Namun jika dimaksudkan sebagai adat kebiasaan saja, maka hal itu mengandung dua sisi larangan.
Pertama.
Menjadikannya
sebagai salah satu hari raya yang sebenarnya bukan merupakan hari raya
('Ied). Tindakan ini berarti suatu kelalancangan terhadap Allah dan
RasulNya, dimana kita menetapkannya sebagai 'Ied (hari raya) dalam
Islam, padahal Allah dan RasulNya tidak pernah menjadikannya sebagai
hari raya.
Saat
memasuki kota Madinah, Nabi Shallallahu 'alaihi wa sallam mendapati dua
hari raya yang digunakan kaum Anshar sebagai waktu bersenang-senang dan
menganggapnya sebagai hari 'Ied, maka beliau bersabda.
"Artinya
: Sesungguhnya Allah telah menggantikan bagi kalian hari yang lebih
baik dari keduanya, yaitu 'Idul Fitri dan 'Idul Adha".
Kedua.
Adanya
unsur tasyabbuh (menyerupai) dengan musuh-musuh Allah. Budaya ini bukan
merupakan budaya kaum muslimin, namun warisan dari non muslim.

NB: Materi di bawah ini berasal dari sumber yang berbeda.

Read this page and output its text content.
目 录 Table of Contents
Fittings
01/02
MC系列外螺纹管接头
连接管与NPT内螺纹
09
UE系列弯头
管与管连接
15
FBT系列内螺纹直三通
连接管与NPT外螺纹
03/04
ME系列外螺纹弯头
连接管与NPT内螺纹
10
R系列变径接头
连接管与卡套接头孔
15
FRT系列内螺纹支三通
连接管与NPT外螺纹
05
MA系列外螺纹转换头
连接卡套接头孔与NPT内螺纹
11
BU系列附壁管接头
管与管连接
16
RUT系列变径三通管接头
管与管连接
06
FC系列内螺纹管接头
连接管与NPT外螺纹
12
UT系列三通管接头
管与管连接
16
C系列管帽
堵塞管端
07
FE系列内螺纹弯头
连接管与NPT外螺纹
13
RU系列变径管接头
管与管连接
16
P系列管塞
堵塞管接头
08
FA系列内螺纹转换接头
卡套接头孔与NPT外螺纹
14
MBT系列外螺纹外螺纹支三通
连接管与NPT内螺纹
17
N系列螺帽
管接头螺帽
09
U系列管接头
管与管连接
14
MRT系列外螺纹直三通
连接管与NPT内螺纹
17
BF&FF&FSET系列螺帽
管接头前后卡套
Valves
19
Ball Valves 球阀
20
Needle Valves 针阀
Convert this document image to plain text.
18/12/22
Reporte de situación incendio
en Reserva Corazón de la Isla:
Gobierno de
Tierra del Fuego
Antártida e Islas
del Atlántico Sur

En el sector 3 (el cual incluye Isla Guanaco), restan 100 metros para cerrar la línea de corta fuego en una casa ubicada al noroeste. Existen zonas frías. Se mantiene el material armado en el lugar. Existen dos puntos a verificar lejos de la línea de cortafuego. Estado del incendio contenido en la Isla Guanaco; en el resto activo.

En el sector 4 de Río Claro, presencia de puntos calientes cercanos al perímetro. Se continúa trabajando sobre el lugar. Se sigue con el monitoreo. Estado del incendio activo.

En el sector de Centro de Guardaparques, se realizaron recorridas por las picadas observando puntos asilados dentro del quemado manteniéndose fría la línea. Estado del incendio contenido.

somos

Rasulullah Shallallahu 'alaihi wa sallam bersabda.
"Artinya : Barangsiapa meniru-niru suatu kaum, maka dia termasuk bagian dari mereka".
Kemudian
panjang umur bagi seseorang tidak selalu berbuah baik, kecuali kalau
dihabiskan dalam menggapai keridhaan Allah dan ketaatanNya. Sebaik-baik
orang adalah orang yang panjang umurnya dan baik amalannya. Sementara
orang yang paling buruk adalah manusia yang panjang umurnya dan buruk
amalanya.
Karena
itulah, sebagian ulama tidak menyukai do'a agar dikaruniakan umur
panjang secara mutlak. Mereka kurang setuju dengan ungkapan : "Semoga
Allah memanjangkan umurmu" kecuali dengan keterangan "Dalam ketaatanNya"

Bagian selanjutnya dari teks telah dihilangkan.